Ki yönetmenin, filmin iddiası da “doğrular”ı aramak-göstermek, “meşaj”ını doğrulamak, bir kronolojiyi takip etmek değil asla. Belki filmin dağınık, sıkıcı, anlamsız, anlaşılmaz olarak nitelendirilmesinde bu “eksik”inin de payı büyük! “Hiçbir şey anlamadım” cümlesi üzerine kurulan bir eleştirinin yönetmenle ilgili bir kritikten çok bazen bir özeleştiriyi çağrıştırdığını söylemek küstahlık olmasa gerek.
Duygu koleksiyonu kurmak
Filmiyle ilgili söyleşinin daha en başında uyarıyor üstelik: “Mutlak doğrular ya da gerçekler inşa etmekle ilgilenmedim, daha çok bir duygu koleksiyonu kurmak ilgimi çekiyordu. Bu yüzden günce kısmını filmin ismine ekledim.
Kesin ya da doğru olmak gibi bir taahhüdü yok filmin. Sinema bir yalan, izlediklerimizin bir yalan olduğunu biliyoruz ve hayatlarımız da böyle, hiçbir zaman hiçbir şeyden tam olarak emin değiliz. Deneyimlediğimiz olaylar zihnimizin, inançlarımızın süzgecinden geçiyor.” Buradan filmin adına, söyleşisinde de vurguladığı Budizm’in kıyılarına gelebiliriz belki. “Bardo” Budizm’de “ölümle yeniden doğuş arasında bir ara, geçiş, eşik hâli”. O ara katı/yaşamı film boyunca hissediyoruz.
“Hayat elden kaçan bir şey”
Filmin girişindeki böyle bir dünyaya doğmak istemeyen, doktorların, ebeveynlerin de onayıyla annesinin rahmine dönen, orada yaşayan bebek de birçok sahnenin anahtarı. Ayrıca çocuğunu kaybeden bir ana/babanın acısının, o hazin, müzmin hatıranın, travmanın en şiirsel ifadesi.

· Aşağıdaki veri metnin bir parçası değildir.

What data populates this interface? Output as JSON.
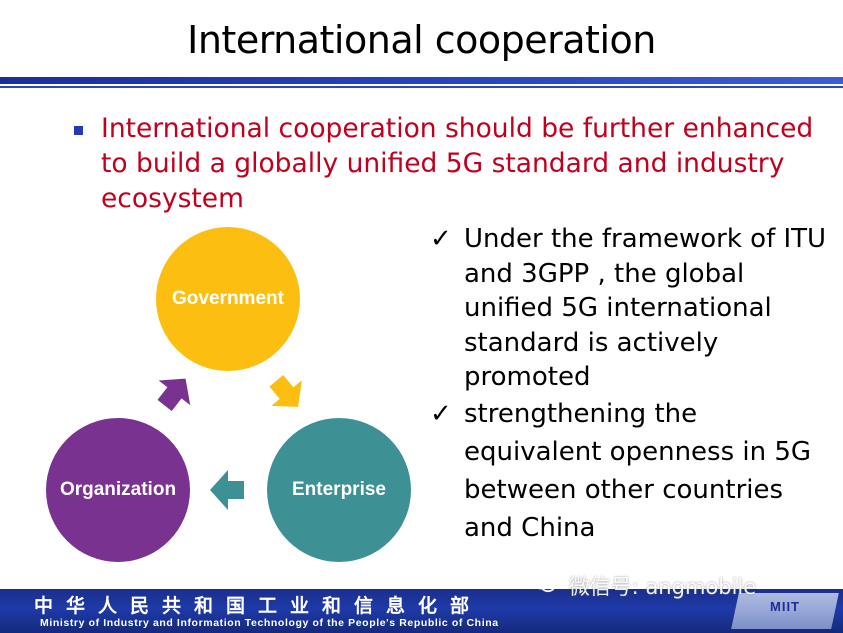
{
  "slide": {
    "title": "International cooperation",
    "main_point": "International cooperation should be further enhanced to build a globally unified 5G standard and industry ecosystem",
    "checks": [
      {
        "mark": "✓",
        "text": "Under the framework of ITU and 3GPP , the global unified 5G international standard is actively promoted"
      },
      {
        "mark": "✓",
        "text": "strengthening the equivalent openness in 5G between other countries and China"
      }
    ]
  },
  "cycle": {
    "government": {
      "label": "Government",
      "color": "#fdbe12"
    },
    "enterprise": {
      "label": "Enterprise",
      "color": "#3d9194"
    },
    "organization": {
      "label": "Organization",
      "color": "#7a3290"
    }
  },
  "footer": {
    "chinese": "中华人民共和国工业和信息化部",
    "english": "Ministry of Industry and Information Technology of the People's Republic of China",
    "badge": "MIIT"
  },
  "watermark": {
    "icon": "wechat-icon",
    "text": "微信号: angmobile"
  },
  "colors": {
    "accent_red": "#c0001f",
    "accent_blue": "#2638b8"
  }
}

Filmde akan, “uçan” hayatın sahneleri bir kronoloji nizamında, düğümlerle bağlanmıyor birbirine. “Hayat elden kaçan bir şey”. Inarritu filmdeki bazı elementlerle oynama “şekli”nin, amacının da bu olduğunu vurguluyor: “Kumla dolan bir oda ya da tren vagonundaki su havuzu gibi. Bu elementler hayatın kimi zaman biçim değiştirdiğini, insanı dönüştürdüğünü ifade ediyor. Belki bu Budist bir düşünme şekli sayılabilir.”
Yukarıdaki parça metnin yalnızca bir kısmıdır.